Cervélo started the aero road bike genre, and they’re still very much at the forefront with the S5. The latest evolution of the species is spectacular in terms of raw aggression and savage speed.
Ride and handling: Incredibly rigid, powerful and fast but at the price of comfort
When it comes to the rear end of the chassis you couldn’t get much sharper-feeling than the Cervélo. The ﬁrst time we pushed the pedals hard, pulling out from a junction, we almost got left behind as it ﬂung itself forwards with shocking immediacy.
Despite a relatively weighty frame, it’s the same story whatever speed and gradient you press the pedals at. Whatever wattage you can deliver, the S5 will use it to ﬁre you down the road as ﬁrmly as if you were pressing your carbon-soled shoes directly onto the tarmac. Launching out of a corner or leaning on the big chainring as hard as possible up a calf-bursting climb, the Cervélo is like dynamite in terms of its dynamics.
In fact, unless the road surface is pretty perfect, you’ll need measured muscle twitch just to keep the tyre sitting on the ground rather than ripping itself out of traction with sheer torque.
Considering the normally rock-solid steering manners of Cervélo bikes, we were surprised by how ﬂighty the front end felt. While the steering angles are nothing untoward and the bars are rock solid, the handling is surprisingly quick and unnervingly ﬂexy.
The tall, skinny head tube and slim tapered top tube contrast very obviously with the brutally stiff back end. For a start, it means a smooth pedalling rhythm is needed to stop the front end snaking in time with your pedal strokes.
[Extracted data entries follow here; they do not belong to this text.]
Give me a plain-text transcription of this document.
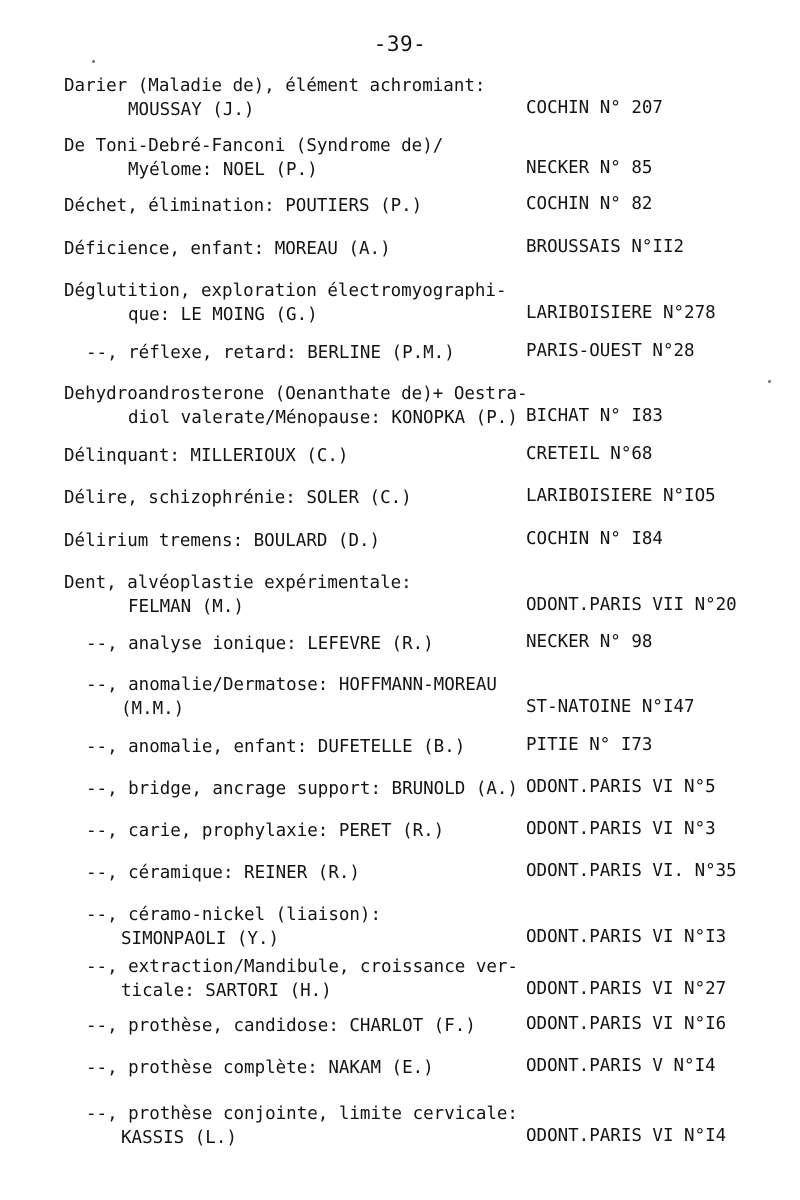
-39-
Darier (Maladie de), élément achromiant:
MOUSSAY (J.)	COCHIN N° 207
De Toni-Debré-Fanconi (Syndrome de)/
Myélome: NOEL (P.)	NECKER N° 85
Déchet, élimination: POUTIERS (P.)	COCHIN N° 82
Déficience, enfant: MOREAU (A.)	BROUSSAIS N°II2
Déglutition, exploration électromyographi-
que: LE MOING (G.)	LARIBOISIERE N°278
--, réflexe, retard: BERLINE (P.M.)	PARIS-OUEST N°28
Dehydroandrosterone (Oenanthate de)+ Oestra-
diol valerate/Ménopause: KONOPKA (P.) BICHAT N° I83
Délinquant: MILLERIOUX (C.)	CRETEIL N°68
Délire, schizophrénie: SOLER (C.)	LARIBOISIERE N°IO5
Délirium tremens: BOULARD (D.)	COCHIN N° I84
Dent, alvéoplastie expérimentale:
FELMAN (M.)	ODONT.PARIS VII N°20
--, analyse ionique: LEFEVRE (R.)	NECKER N° 98
--, anomalie/Dermatose: HOFFMANN-MOREAU
(M.M.)	ST-NATOINE N°I47
--, anomalie, enfant: DUFETELLE (B.)	PITIE N° I73
--, bridge, ancrage support: BRUNOLD (A.) ODONT.PARIS VI N°5
--, carie, prophylaxie: PERET (R.)	ODONT.PARIS VI N°3
--, céramique: REINER (R.)	ODONT.PARIS VI. N°35
--, céramo-nickel (liaison):
SIMONPAOLI (Y.)	ODONT.PARIS VI N°I3
--, extraction/Mandibule, croissance ver-
ticale: SARTORI (H.)	ODONT.PARIS VI N°27
--, prothèse, candidose: CHARLOT (F.)	ODONT.PARIS VI N°I6
--, prothèse complète: NAKAM (E.)	ODONT.PARIS V N°I4
--, prothèse conjointe, limite cervicale:
KASSIS (L.)	ODONT.PARIS VI N°I4
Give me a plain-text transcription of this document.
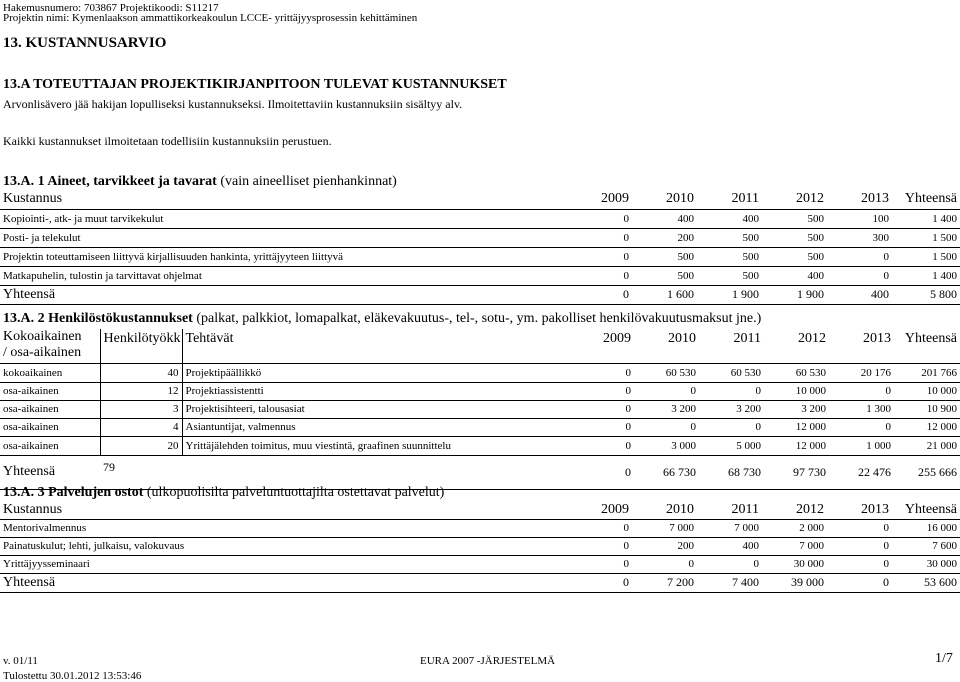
Hakemusnumero: 703867 Projektikoodi: S11217
Projektin nimi: Kymenlaakson ammattikorkeakoulun LCCE- yrittäjyysprosessin kehittäminen
13. KUSTANNUSARVIO
13.A TOTEUTTAJAN PROJEKTIKIRJANPITOON TULEVAT KUSTANNUKSET
Arvonlisävero jää hakijan lopulliseksi kustannukseksi. Ilmoitettaviin kustannuksiin sisältyy alv.
Kaikki kustannukset ilmoitetaan todellisiin kustannuksiin perustuen.
13.A. 1 Aineet, tarvikkeet ja tavarat (vain aineelliset pienhankinnat)
Kustannus	2009	2010	2011	2012	2013	Yhteensä
Kopiointi-, atk- ja muut tarvikekulut	0	400	400	500	100	1 400
Posti- ja telekulut	0	200	500	500	300	1 500
Projektin toteuttamiseen liittyvä kirjallisuuden hankinta, yrittäjyyteen liittyvä	0	500	500	500	0	1 500
Matkapuhelin, tulostin ja tarvittavat ohjelmat	0	500	500	400	0	1 400
Yhteensä	0	1 600	1 900	1 900	400	5 800
13.A. 2 Henkilöstökustannukset (palkat, palkkiot, lomapalkat, eläkevakuutus-, tel-, sotu-, ym. pakolliset henkilövakuutusmaksut jne.)
Kokoaikainen
/ osa-aikainen	Henkilötyökk	Tehtävät	2009	2010	2011	2012	2013	Yhteensä
kokoaikainen	40	Projektipäällikkö	0	60 530	60 530	60 530	20 176	201 766
osa-aikainen	12	Projektiassistentti	0	0	0	10 000	0	10 000
osa-aikainen	3	Projektisihteeri, talousasiat	0	3 200	3 200	3 200	1 300	10 900
osa-aikainen	4	Asiantuntijat, valmennus	0	0	0	12 000	0	12 000
osa-aikainen	20	Yrittäjälehden toimitus, muu viestintä, graafinen suunnittelu	0	3 000	5 000	12 000	1 000	21 000
Yhteensä	79		0	66 730	68 730	97 730	22 476	255 666
13.A. 3 Palvelujen ostot (ulkopuolisilta palveluntuottajilta ostettavat palvelut)
Kustannus	2009	2010	2011	2012	2013	Yhteensä
Mentorivalmennus	0	7 000	7 000	2 000	0	16 000
Painatuskulut; lehti, julkaisu, valokuvaus	0	200	400	7 000	0	7 600
Yrittäjyysseminaari	0	0	0	30 000	0	30 000
Yhteensä	0	7 200	7 400	39 000	0	53 600
v. 01/11	EURA 2007 -JÄRJESTELMÄ	1/7
Tulostettu 30.01.2012 13:53:46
This is particularly noticeable if you throw in a crosswind as you put the power down.
The approximate rather than accurate front end tracking is also at odds with the naturally super-rapid descending speed of the S5. That means we had some proper held-breath, hammering-heart moments slotting between potholes or coaxing through tight corners in the Dales. It’s something you get used to but it deﬁnitely favours more experienced, less easily spooked riders, and the twitchiness is noticeable through clip-on tri bars too.
While the slim top tube takes some sting out of the vibrations when the front wheel hits stuff, there’s no such respite from the road surface at the rear. Any jolts or jarring from the rear wheel wallop straight through the saddle, which again makes keeping a smooth tempo on rougher road surfaces something of an art form.
We noticed that although the heart rates and speeds we were hitting (and holding) due to the bike’s aggressive nature were seriously high, our overall fatigue levels were also up there, even after relatively short sessions.
Cervélo s5: cervélo s5 Cervélo
Frame and equipment: From spec to geometry the S5 is built for purpose
‘Cutting edge’ is the right phrase to use when describing the new S5. The head tube is as slim as the slightly tapered fork will allow. Its height is offset by the shorter than usual fork, which ﬁts ﬂush with a notch in the down tube. The top tube tapers towards the seat mast.
The down tube starts as a deep blade then fattens to shroud the bottle before swelling into a massively deep, box-section, tri bike-style bottom bracket. The rounded seat tube that curves back round the wheel before heading up vertically to the saddle is another signature Cervélo feature.
The aero seatpost also lets you set up the saddle conventionally or with a run-friendly forward seat angle. Cables all run internally with neat Ultegra Di2 control options and a ﬂush ﬁt cam wedge for the seatpost. The brakes are conventionally mounted on the front of the fork but partially hidden by the rear stays.
The s5 comes with di2 electronic shifting, with the battery tucked away under the massive chainstay: the s5 comes with di2 electronic shifting, with the battery tucked away under the massive chainstay Russell Burton
The Di2 battery is tucked under the massive chainstay
Chainstays big enough to be mainframe tubes on most bikes ensure undiluted power delivery, and the short bladed seatstays are shaped for speed, not comfort.
While they’re all shaped essentially the same, there are three grades of S5: we tested the heavyweight ‘basic’ version (£2,499.99, frame and fork). There’s also a Team version, which saves 100g for another £500, or the S5 VWD, which saves 270g if you fork out another £1,500 on top.
Whichever model you choose, the S5 will come as a frame, fork and seatpost chassis that you build up, but the build here is worth commenting on. The ultra smooth, seamlessly slick Ultegra Di2 electric shifting suits the urgency of the bike superbly. Well-placed wire ports make it a neat installation, although the massive front mech isn’t the most aero shape.
The Pro Vibe Carbon bar and stem are brutally stiff for locking your shoulders into and letting rip on sprints or climbs, which suits the bike’s character. The Dura-Ace wheels are smooth but slightly heavy and noisy when combined with the box-section frame. A more forgiving saddle than the riveted San Marco could offset the stiffness of the bike, though.